All in attendance agreed that Hal’s has been the center of the Artist’s community in Venice, and as Linda Lucks of the Venice Neighborhood Council decreed (with certificates handed out), “Hal’s is the unofficial City Hall of Venice.” Another audience member said that no street has gone through as much change, so quickly, as Abbot Kinney, not even in New York … and the locals come to Hal’s to feel comfortable. And they do. Because of the consistent menu and local favorites – we learned that their famous (it has its own Facebook page!) turkey burger is due to Stockard Channing wanting a burger back when they were not on offer – to the familiar faces and warmth extended from everyone involved in the operation. Hal’s is clearly a local treasure, and has been since they opened their doors back in the 1980’s, when its address was the hard to locate West Washington Boulevard.
Local artist Peter Lodato spent a lot of time in New York, and he said that when he arrived back in L.A., Hal’s became his spot because, “It felt like home.” Don Novack added to that, saying, “Venice has STUFF. Grit, like New York.” At least it always has, and God willing, that will remain in spite of the best (worst) efforts of the developer vultures circling.

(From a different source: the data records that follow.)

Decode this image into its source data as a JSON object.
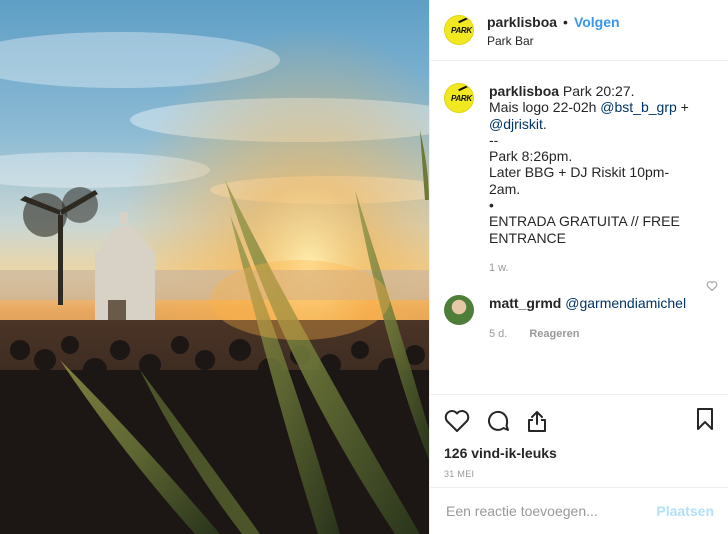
{
  "post": {
    "username": "parklisboa",
    "follow_label": "Volgen",
    "location": "Park Bar"
  },
  "caption": {
    "username": "parklisboa",
    "line1": "Park 20:27.",
    "line2_pre": "Mais logo 22-02h ",
    "mention1": "@bst_b_grp",
    "plus": " + ",
    "mention2": "@djriskit",
    "period": ".",
    "line3": "--",
    "line4": "Park 8:26pm.",
    "line5": "Later BBG + DJ Riskit 10pm-2am.",
    "line6": "•",
    "line7": "ENTRADA GRATUITA // FREE ENTRANCE",
    "time": "1 w."
  },
  "reply": {
    "username": "matt_grmd",
    "mention": "@garmendiamichel",
    "time": "5 d.",
    "reply_label": "Reageren"
  },
  "likes": "126 vind-ik-leuks",
  "date": "31 MEI",
  "add_comment": {
    "placeholder": "Een reactie toevoegen...",
    "post_label": "Plaatsen"
  },
  "icons": [
    "heart-icon",
    "comment-icon",
    "share-icon",
    "bookmark-icon"
  ],
  "colors": {
    "link": "#3897f0",
    "mention": "#003569",
    "muted": "#999999",
    "post_disabled": "#b2dffc"
  }
}
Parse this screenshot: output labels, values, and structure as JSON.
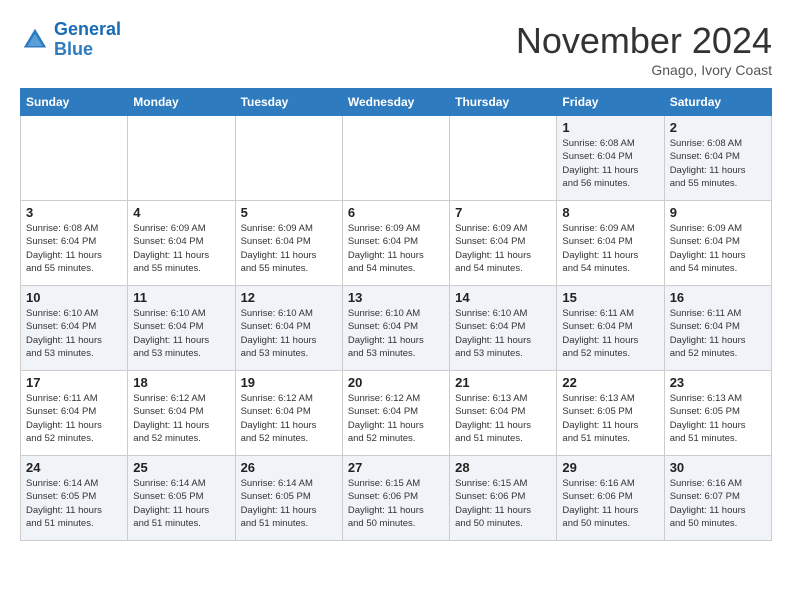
{
  "header": {
    "logo_line1": "General",
    "logo_line2": "Blue",
    "month": "November 2024",
    "location": "Gnago, Ivory Coast"
  },
  "weekdays": [
    "Sunday",
    "Monday",
    "Tuesday",
    "Wednesday",
    "Thursday",
    "Friday",
    "Saturday"
  ],
  "weeks": [
    [
      {
        "day": "",
        "info": ""
      },
      {
        "day": "",
        "info": ""
      },
      {
        "day": "",
        "info": ""
      },
      {
        "day": "",
        "info": ""
      },
      {
        "day": "",
        "info": ""
      },
      {
        "day": "1",
        "info": "Sunrise: 6:08 AM\nSunset: 6:04 PM\nDaylight: 11 hours\nand 56 minutes."
      },
      {
        "day": "2",
        "info": "Sunrise: 6:08 AM\nSunset: 6:04 PM\nDaylight: 11 hours\nand 55 minutes."
      }
    ],
    [
      {
        "day": "3",
        "info": "Sunrise: 6:08 AM\nSunset: 6:04 PM\nDaylight: 11 hours\nand 55 minutes."
      },
      {
        "day": "4",
        "info": "Sunrise: 6:09 AM\nSunset: 6:04 PM\nDaylight: 11 hours\nand 55 minutes."
      },
      {
        "day": "5",
        "info": "Sunrise: 6:09 AM\nSunset: 6:04 PM\nDaylight: 11 hours\nand 55 minutes."
      },
      {
        "day": "6",
        "info": "Sunrise: 6:09 AM\nSunset: 6:04 PM\nDaylight: 11 hours\nand 54 minutes."
      },
      {
        "day": "7",
        "info": "Sunrise: 6:09 AM\nSunset: 6:04 PM\nDaylight: 11 hours\nand 54 minutes."
      },
      {
        "day": "8",
        "info": "Sunrise: 6:09 AM\nSunset: 6:04 PM\nDaylight: 11 hours\nand 54 minutes."
      },
      {
        "day": "9",
        "info": "Sunrise: 6:09 AM\nSunset: 6:04 PM\nDaylight: 11 hours\nand 54 minutes."
      }
    ],
    [
      {
        "day": "10",
        "info": "Sunrise: 6:10 AM\nSunset: 6:04 PM\nDaylight: 11 hours\nand 53 minutes."
      },
      {
        "day": "11",
        "info": "Sunrise: 6:10 AM\nSunset: 6:04 PM\nDaylight: 11 hours\nand 53 minutes."
      },
      {
        "day": "12",
        "info": "Sunrise: 6:10 AM\nSunset: 6:04 PM\nDaylight: 11 hours\nand 53 minutes."
      },
      {
        "day": "13",
        "info": "Sunrise: 6:10 AM\nSunset: 6:04 PM\nDaylight: 11 hours\nand 53 minutes."
      },
      {
        "day": "14",
        "info": "Sunrise: 6:10 AM\nSunset: 6:04 PM\nDaylight: 11 hours\nand 53 minutes."
      },
      {
        "day": "15",
        "info": "Sunrise: 6:11 AM\nSunset: 6:04 PM\nDaylight: 11 hours\nand 52 minutes."
      },
      {
        "day": "16",
        "info": "Sunrise: 6:11 AM\nSunset: 6:04 PM\nDaylight: 11 hours\nand 52 minutes."
      }
    ],
    [
      {
        "day": "17",
        "info": "Sunrise: 6:11 AM\nSunset: 6:04 PM\nDaylight: 11 hours\nand 52 minutes."
      },
      {
        "day": "18",
        "info": "Sunrise: 6:12 AM\nSunset: 6:04 PM\nDaylight: 11 hours\nand 52 minutes."
      },
      {
        "day": "19",
        "info": "Sunrise: 6:12 AM\nSunset: 6:04 PM\nDaylight: 11 hours\nand 52 minutes."
      },
      {
        "day": "20",
        "info": "Sunrise: 6:12 AM\nSunset: 6:04 PM\nDaylight: 11 hours\nand 52 minutes."
      },
      {
        "day": "21",
        "info": "Sunrise: 6:13 AM\nSunset: 6:04 PM\nDaylight: 11 hours\nand 51 minutes."
      },
      {
        "day": "22",
        "info": "Sunrise: 6:13 AM\nSunset: 6:05 PM\nDaylight: 11 hours\nand 51 minutes."
      },
      {
        "day": "23",
        "info": "Sunrise: 6:13 AM\nSunset: 6:05 PM\nDaylight: 11 hours\nand 51 minutes."
      }
    ],
    [
      {
        "day": "24",
        "info": "Sunrise: 6:14 AM\nSunset: 6:05 PM\nDaylight: 11 hours\nand 51 minutes."
      },
      {
        "day": "25",
        "info": "Sunrise: 6:14 AM\nSunset: 6:05 PM\nDaylight: 11 hours\nand 51 minutes."
      },
      {
        "day": "26",
        "info": "Sunrise: 6:14 AM\nSunset: 6:05 PM\nDaylight: 11 hours\nand 51 minutes."
      },
      {
        "day": "27",
        "info": "Sunrise: 6:15 AM\nSunset: 6:06 PM\nDaylight: 11 hours\nand 50 minutes."
      },
      {
        "day": "28",
        "info": "Sunrise: 6:15 AM\nSunset: 6:06 PM\nDaylight: 11 hours\nand 50 minutes."
      },
      {
        "day": "29",
        "info": "Sunrise: 6:16 AM\nSunset: 6:06 PM\nDaylight: 11 hours\nand 50 minutes."
      },
      {
        "day": "30",
        "info": "Sunrise: 6:16 AM\nSunset: 6:07 PM\nDaylight: 11 hours\nand 50 minutes."
      }
    ]
  ]
}
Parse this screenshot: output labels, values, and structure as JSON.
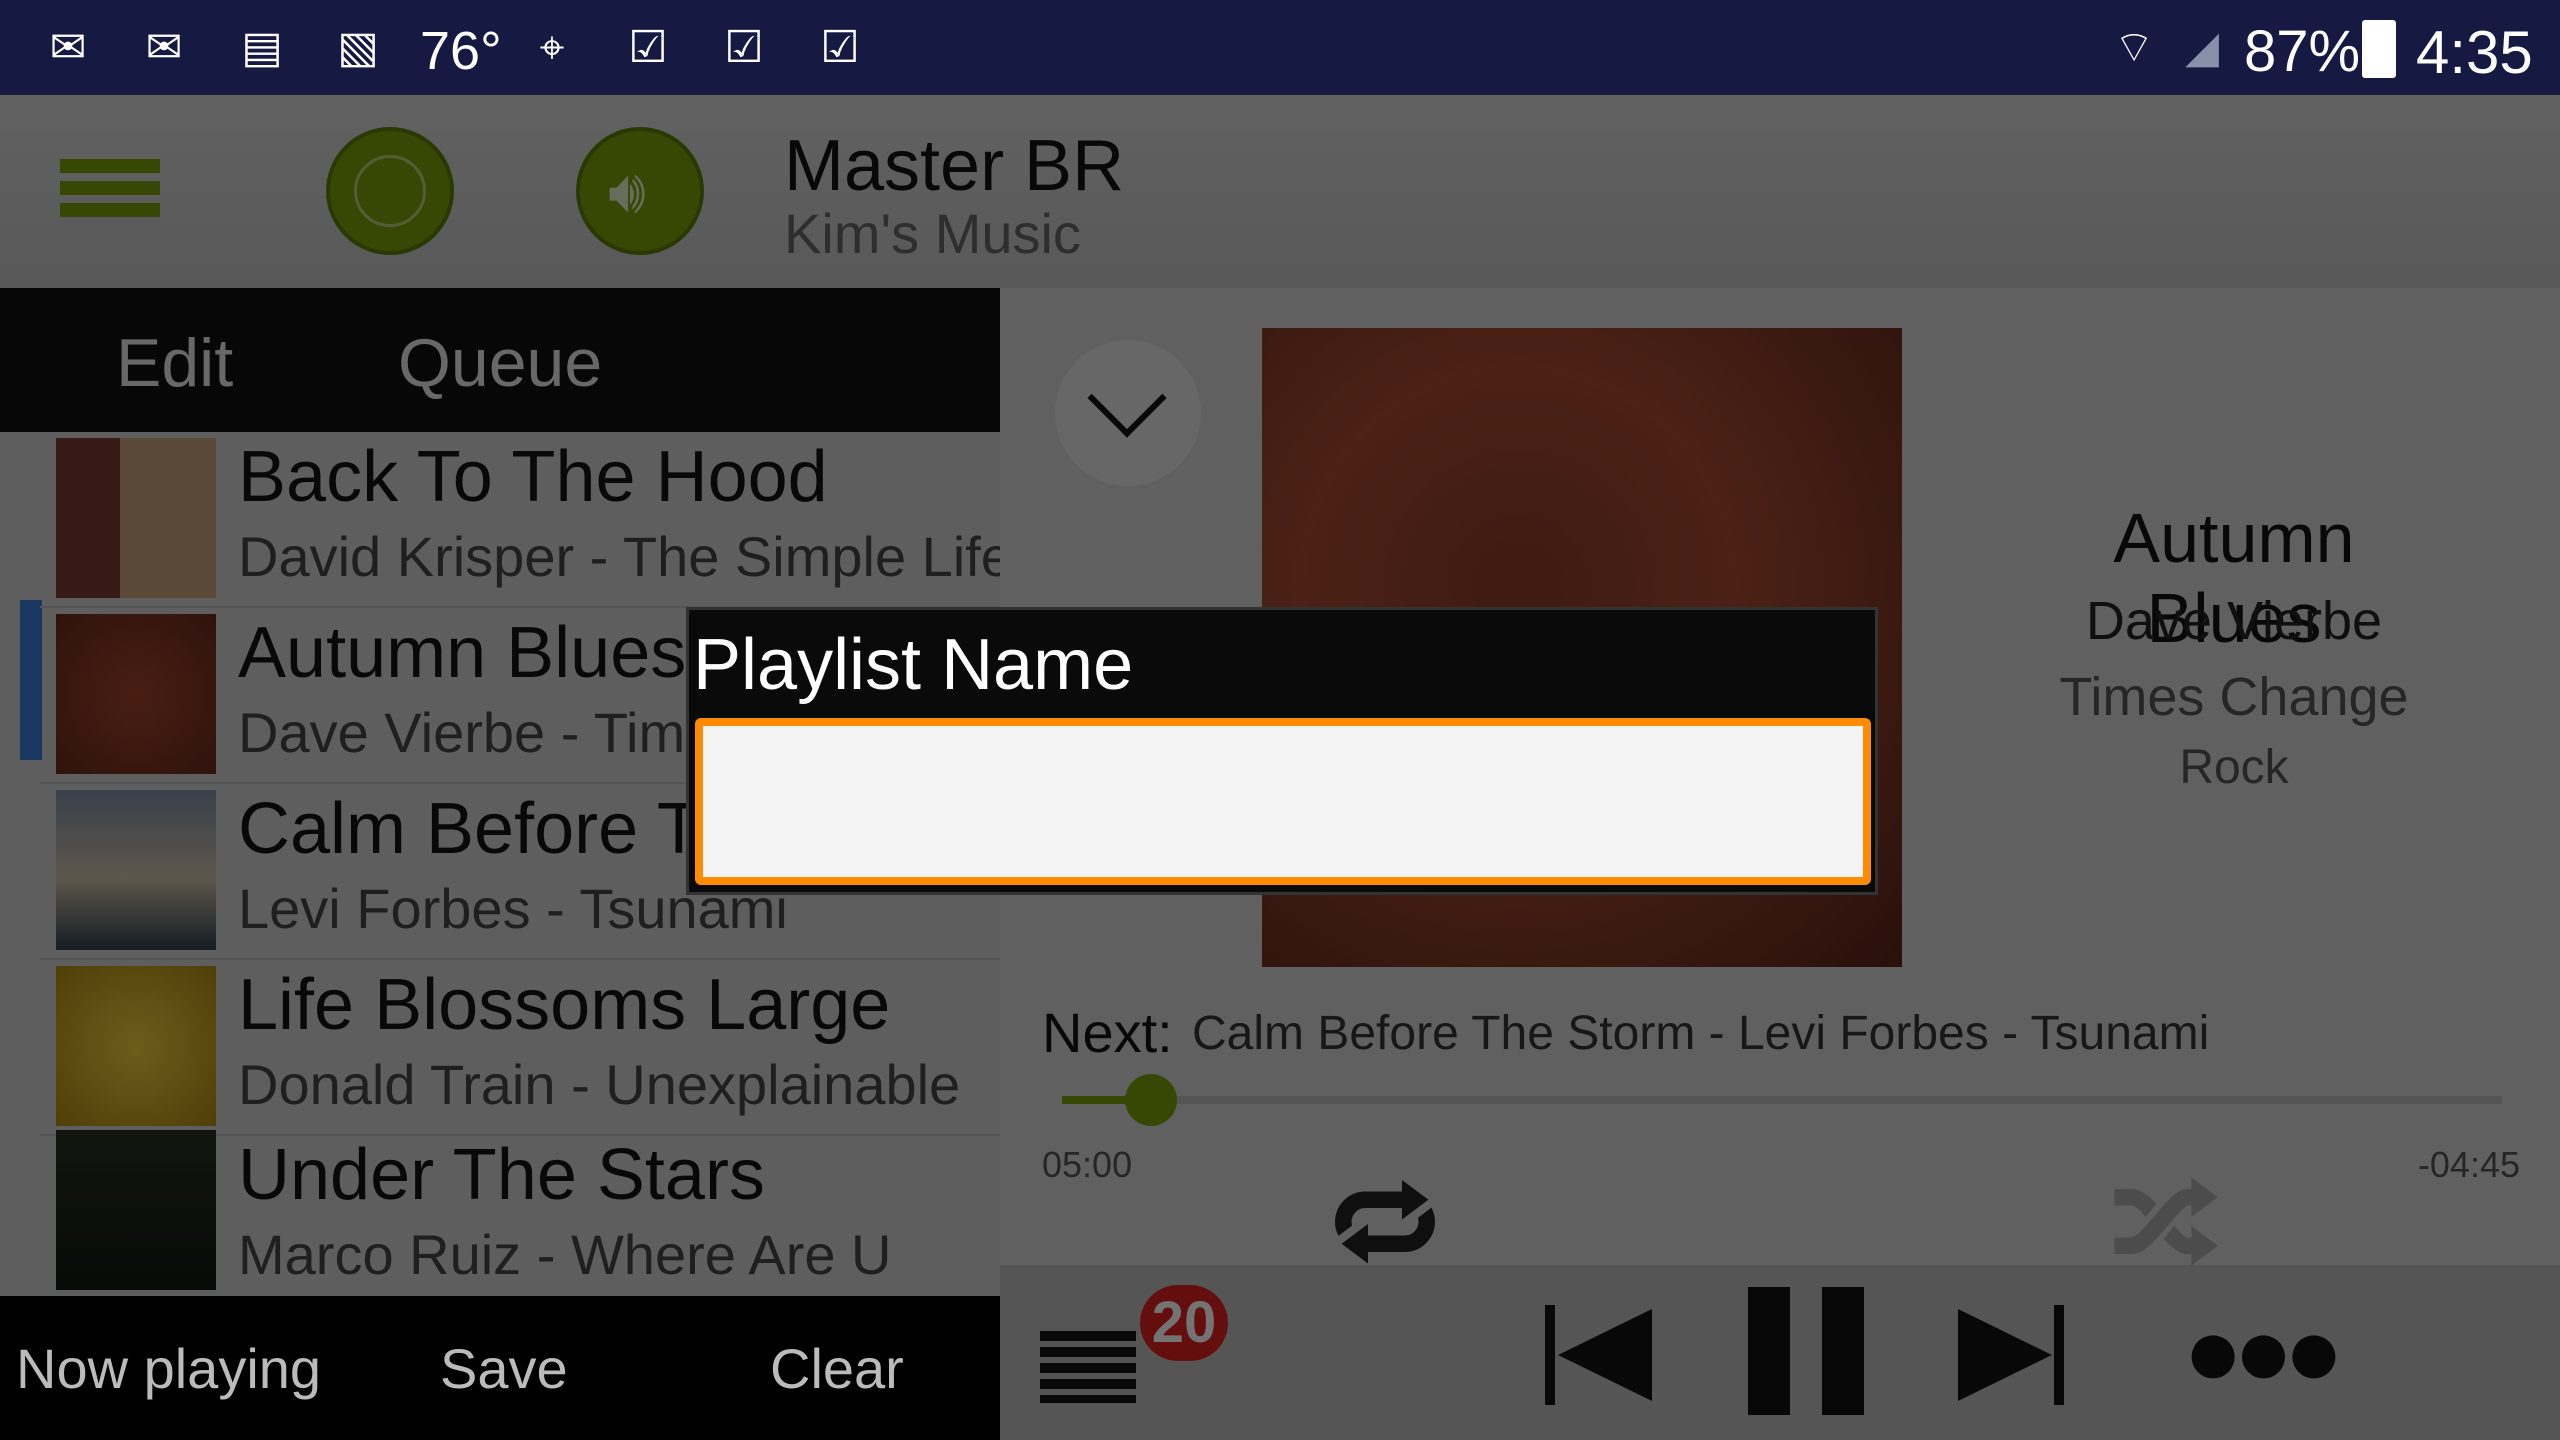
{
  "status_bar": {
    "temperature": "76°",
    "battery": "87%",
    "time": "4:35",
    "icons": [
      "email-icon",
      "email-icon",
      "message-icon",
      "image-icon",
      "maps-icon",
      "clipboard-check-icon",
      "clipboard-check-icon",
      "clipboard-check-icon",
      "wifi-icon",
      "signal-icon",
      "battery-icon"
    ]
  },
  "header": {
    "title": "Master BR",
    "subtitle": "Kim's Music",
    "accent": "#7a9e0a"
  },
  "left": {
    "tabs": [
      "Edit",
      "Queue"
    ],
    "tracks": [
      {
        "title": "Back To The Hood",
        "subtitle": "David Krisper - The Simple Life"
      },
      {
        "title": "Autumn Blues",
        "subtitle": "Dave Vierbe - Times Change",
        "current": true
      },
      {
        "title": "Calm Before The Storm",
        "subtitle": "Levi Forbes - Tsunami"
      },
      {
        "title": "Life Blossoms Large",
        "subtitle": "Donald Train - Unexplainable"
      },
      {
        "title": "Under The Stars",
        "subtitle": "Marco Ruiz - Where Are U"
      }
    ],
    "bottom": {
      "now_playing": "Now playing",
      "save": "Save",
      "clear": "Clear"
    }
  },
  "now_playing": {
    "title": "Autumn Blues",
    "artist": "Dave Vierbe",
    "album": "Times Change",
    "genre": "Rock",
    "next_label": "Next:",
    "next_value": "Calm Before The Storm - Levi Forbes - Tsunami",
    "elapsed": "05:00",
    "remaining": "-04:45",
    "progress": 0.03,
    "queue_count": "20"
  },
  "dialog": {
    "title": "Playlist Name",
    "value": "",
    "accent": "#ff8c00"
  }
}
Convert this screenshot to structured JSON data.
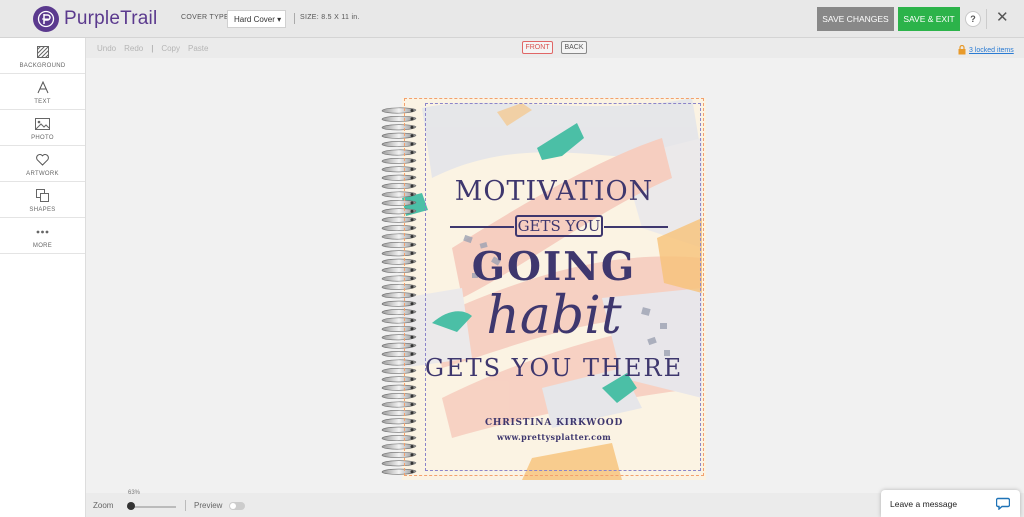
{
  "app": {
    "name": "PurpleTrail"
  },
  "header": {
    "cover_type_label": "COVER TYPE:",
    "cover_type_value": "Hard Cover ▾",
    "size_label": "SIZE: 8.5 X 11 in.",
    "save_changes": "SAVE CHANGES",
    "save_exit": "SAVE & EXIT",
    "help": "?",
    "close": "✕"
  },
  "sidebar": {
    "items": [
      {
        "label": "BACKGROUND",
        "icon": "background-icon"
      },
      {
        "label": "TEXT",
        "icon": "text-icon"
      },
      {
        "label": "PHOTO",
        "icon": "photo-icon"
      },
      {
        "label": "ARTWORK",
        "icon": "heart-icon"
      },
      {
        "label": "SHAPES",
        "icon": "shapes-icon"
      },
      {
        "label": "MORE",
        "icon": "more-icon"
      }
    ]
  },
  "toolbar": {
    "undo": "Undo",
    "redo": "Redo",
    "divider": "|",
    "copy": "Copy",
    "paste": "Paste",
    "front": "FRONT",
    "back": "BACK",
    "locked_items": "3 locked items"
  },
  "cover": {
    "line1": "MOTIVATION",
    "line2": "GETS YOU",
    "line3": "GOING",
    "line4": "habit",
    "line5": "GETS YOU THERE",
    "author": "CHRISTINA KIRKWOOD",
    "url": "www.prettysplatter.com"
  },
  "footer": {
    "zoom_percent": "63%",
    "zoom_label": "Zoom",
    "preview_label": "Preview",
    "chat_label": "Leave a message"
  },
  "colors": {
    "brand_purple": "#5b3a8e",
    "save_green": "#2cb34a",
    "save_changes_gray": "#888888",
    "text_navy": "#3e376e",
    "cover_bg": "#fbf3e3"
  }
}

Certificates were given, lovely Linda Novack got a beautiful bouquet of roses, and all the artists and locals in the Electric Lodge were thanked by the grateful panel from Hal’s. Then we all ambled across the street, to get swept up in what Frederick called “The Mix” in the bar at Hal’s. “It’s ALWAYS been about the mix.” By which he means, everyone is welcome … struggling artist, millionaire artist, all ages, all races, all genders, all sexual orientations, any and everyone is in the mix. ALL will be welcome, at this beloved place that is “just a restaurant, but NOT just a restaurant … it’s so much more.” It’s Hal’s.
Congratulations to all the Hal’s family on 25 years of great times in Venice! And many more.